Yes, this is all suspicious, subjective stuff, but here’s the clincher: I first saw Spiderman as a five-year old while watching Electric Company on PBS, and we all know that PBS is secretly Big Brother with its fascist chokehold on America, which means they used their little under-the-radar, “please help us we have no money” sob story network to introduce Satan in the form of a superhero to little kids, brainwashing us and waiting for the perfect opportunity to unleash Spiderman’s sadistic, Hitler reign on all of us. If I’m lying, why have there been six Spiderman movies released in the past 2 years? We might well as go ahead and start marching around like wooden soldiers and raising our arms up at a stiff 45 degree angle while chanting “Heil Spiderman,” ’cause it’s over.

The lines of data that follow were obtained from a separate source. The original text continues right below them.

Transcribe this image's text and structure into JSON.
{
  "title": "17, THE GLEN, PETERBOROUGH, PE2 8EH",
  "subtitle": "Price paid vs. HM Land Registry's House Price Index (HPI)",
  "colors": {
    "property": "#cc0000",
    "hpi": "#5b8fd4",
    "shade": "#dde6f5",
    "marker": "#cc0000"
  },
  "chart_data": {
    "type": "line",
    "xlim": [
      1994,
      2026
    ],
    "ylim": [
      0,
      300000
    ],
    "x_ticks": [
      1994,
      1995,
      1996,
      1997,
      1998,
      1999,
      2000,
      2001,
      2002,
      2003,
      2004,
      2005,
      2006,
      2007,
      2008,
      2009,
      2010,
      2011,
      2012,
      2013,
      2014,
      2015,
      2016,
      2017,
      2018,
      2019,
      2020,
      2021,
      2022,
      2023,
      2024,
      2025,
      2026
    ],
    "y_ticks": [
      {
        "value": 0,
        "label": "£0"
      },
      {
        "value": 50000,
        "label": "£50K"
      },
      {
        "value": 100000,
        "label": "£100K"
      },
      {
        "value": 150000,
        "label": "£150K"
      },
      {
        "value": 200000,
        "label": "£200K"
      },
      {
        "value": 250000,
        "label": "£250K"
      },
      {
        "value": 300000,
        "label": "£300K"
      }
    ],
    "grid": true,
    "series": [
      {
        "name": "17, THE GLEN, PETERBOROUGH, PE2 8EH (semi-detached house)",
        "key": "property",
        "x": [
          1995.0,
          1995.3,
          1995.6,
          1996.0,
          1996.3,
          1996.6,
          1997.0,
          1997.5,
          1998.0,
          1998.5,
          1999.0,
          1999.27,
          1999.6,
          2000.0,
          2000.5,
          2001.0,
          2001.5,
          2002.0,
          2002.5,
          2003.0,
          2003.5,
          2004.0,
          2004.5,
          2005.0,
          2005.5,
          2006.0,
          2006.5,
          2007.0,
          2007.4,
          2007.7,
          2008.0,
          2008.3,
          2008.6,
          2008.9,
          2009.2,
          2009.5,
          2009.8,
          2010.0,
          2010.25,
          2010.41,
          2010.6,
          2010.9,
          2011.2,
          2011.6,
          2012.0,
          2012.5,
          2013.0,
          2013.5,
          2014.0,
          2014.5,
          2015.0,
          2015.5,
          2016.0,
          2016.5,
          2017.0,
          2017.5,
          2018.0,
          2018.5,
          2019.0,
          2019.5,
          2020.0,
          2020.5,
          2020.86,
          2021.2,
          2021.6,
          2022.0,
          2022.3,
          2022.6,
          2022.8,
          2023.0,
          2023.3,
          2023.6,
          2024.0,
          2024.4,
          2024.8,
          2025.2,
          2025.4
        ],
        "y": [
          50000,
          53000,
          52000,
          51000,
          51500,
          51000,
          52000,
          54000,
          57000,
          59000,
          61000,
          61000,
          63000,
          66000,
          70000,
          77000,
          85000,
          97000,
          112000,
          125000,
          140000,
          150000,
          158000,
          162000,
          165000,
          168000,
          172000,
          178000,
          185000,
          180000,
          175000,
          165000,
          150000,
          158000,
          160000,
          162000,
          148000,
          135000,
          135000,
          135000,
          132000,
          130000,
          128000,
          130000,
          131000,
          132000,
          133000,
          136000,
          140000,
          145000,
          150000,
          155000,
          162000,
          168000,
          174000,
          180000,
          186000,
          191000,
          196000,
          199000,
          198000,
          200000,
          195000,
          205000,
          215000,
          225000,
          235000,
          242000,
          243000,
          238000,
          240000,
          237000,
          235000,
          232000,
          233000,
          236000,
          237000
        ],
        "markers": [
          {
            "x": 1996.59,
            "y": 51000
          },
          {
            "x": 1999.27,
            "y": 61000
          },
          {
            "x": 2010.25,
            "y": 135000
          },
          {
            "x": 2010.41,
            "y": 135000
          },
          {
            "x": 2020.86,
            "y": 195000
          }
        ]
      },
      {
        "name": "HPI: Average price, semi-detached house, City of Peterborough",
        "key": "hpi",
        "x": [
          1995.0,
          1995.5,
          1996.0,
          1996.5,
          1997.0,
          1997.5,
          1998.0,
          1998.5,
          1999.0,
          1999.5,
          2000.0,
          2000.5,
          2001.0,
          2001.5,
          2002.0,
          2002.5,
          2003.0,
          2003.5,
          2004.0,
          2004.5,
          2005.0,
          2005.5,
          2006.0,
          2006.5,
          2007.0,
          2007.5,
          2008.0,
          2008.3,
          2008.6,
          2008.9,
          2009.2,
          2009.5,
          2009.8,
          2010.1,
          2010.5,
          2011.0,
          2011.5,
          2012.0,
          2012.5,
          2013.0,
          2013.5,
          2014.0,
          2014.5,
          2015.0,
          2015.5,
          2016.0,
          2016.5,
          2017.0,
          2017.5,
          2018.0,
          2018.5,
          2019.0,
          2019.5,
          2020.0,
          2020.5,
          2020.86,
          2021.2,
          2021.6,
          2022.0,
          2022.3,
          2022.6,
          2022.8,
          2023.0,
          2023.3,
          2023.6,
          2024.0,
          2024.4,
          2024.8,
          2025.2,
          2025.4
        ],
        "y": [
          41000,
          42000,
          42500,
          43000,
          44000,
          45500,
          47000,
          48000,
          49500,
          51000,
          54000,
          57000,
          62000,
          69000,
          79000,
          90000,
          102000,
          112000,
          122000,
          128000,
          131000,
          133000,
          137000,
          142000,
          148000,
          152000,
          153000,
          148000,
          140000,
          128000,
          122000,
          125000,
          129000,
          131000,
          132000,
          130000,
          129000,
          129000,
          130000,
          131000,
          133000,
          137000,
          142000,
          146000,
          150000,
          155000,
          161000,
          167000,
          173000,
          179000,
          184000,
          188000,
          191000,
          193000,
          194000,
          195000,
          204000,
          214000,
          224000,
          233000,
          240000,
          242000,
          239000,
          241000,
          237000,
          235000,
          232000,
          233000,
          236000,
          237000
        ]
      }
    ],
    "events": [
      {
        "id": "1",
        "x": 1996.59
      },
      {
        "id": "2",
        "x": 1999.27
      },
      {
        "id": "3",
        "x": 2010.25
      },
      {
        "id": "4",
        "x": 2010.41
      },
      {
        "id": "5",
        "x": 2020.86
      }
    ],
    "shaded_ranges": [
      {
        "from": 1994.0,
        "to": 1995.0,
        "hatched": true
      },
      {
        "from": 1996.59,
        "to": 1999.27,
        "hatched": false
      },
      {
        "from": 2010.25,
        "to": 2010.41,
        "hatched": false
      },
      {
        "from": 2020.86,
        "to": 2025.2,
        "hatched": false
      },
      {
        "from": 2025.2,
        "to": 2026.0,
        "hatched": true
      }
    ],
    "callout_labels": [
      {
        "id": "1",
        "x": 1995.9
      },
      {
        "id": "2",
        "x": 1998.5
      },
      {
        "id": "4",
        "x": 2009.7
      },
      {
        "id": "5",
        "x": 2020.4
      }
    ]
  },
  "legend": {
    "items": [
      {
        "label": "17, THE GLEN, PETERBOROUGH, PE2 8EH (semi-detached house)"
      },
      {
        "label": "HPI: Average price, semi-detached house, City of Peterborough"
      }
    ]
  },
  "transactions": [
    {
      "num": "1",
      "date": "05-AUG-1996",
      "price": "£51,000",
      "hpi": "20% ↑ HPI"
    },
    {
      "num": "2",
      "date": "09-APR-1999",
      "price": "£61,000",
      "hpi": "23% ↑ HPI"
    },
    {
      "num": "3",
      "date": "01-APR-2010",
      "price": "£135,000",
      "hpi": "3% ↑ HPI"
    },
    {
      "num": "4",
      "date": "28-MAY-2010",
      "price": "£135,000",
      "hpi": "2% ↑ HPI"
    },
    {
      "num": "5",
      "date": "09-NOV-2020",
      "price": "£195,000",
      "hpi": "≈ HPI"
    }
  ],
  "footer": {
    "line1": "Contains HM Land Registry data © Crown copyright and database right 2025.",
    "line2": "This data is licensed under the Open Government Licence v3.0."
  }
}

Peter Parker, my ass! The evidence is irrefutable. That’s the Prince of Darkness if I ever saw one.
Cheers, until the next time.
The RB
P.S. There is a distinct possibility that Spiderman is really Gene Simmons in disguise and he just enjoys heavy metal rock, which is why he chooses to use a rocker sign while shooting spider webs all over the city. If this is true, I apologize to Satan, PBS and Hitler for the unfair and cruel stereotype I have bestowed upon them.
posted on 28 February at 21:51
He's fingers are like that because he aims with the pointer and pinky, and shoots webs with the pressure of the index and middle finger, and there are many versions of spider man, some of which keep there webs In there web dispenser which is outside of the body, but even if he was filled with webs how is it any less natural then a spider filled with webs?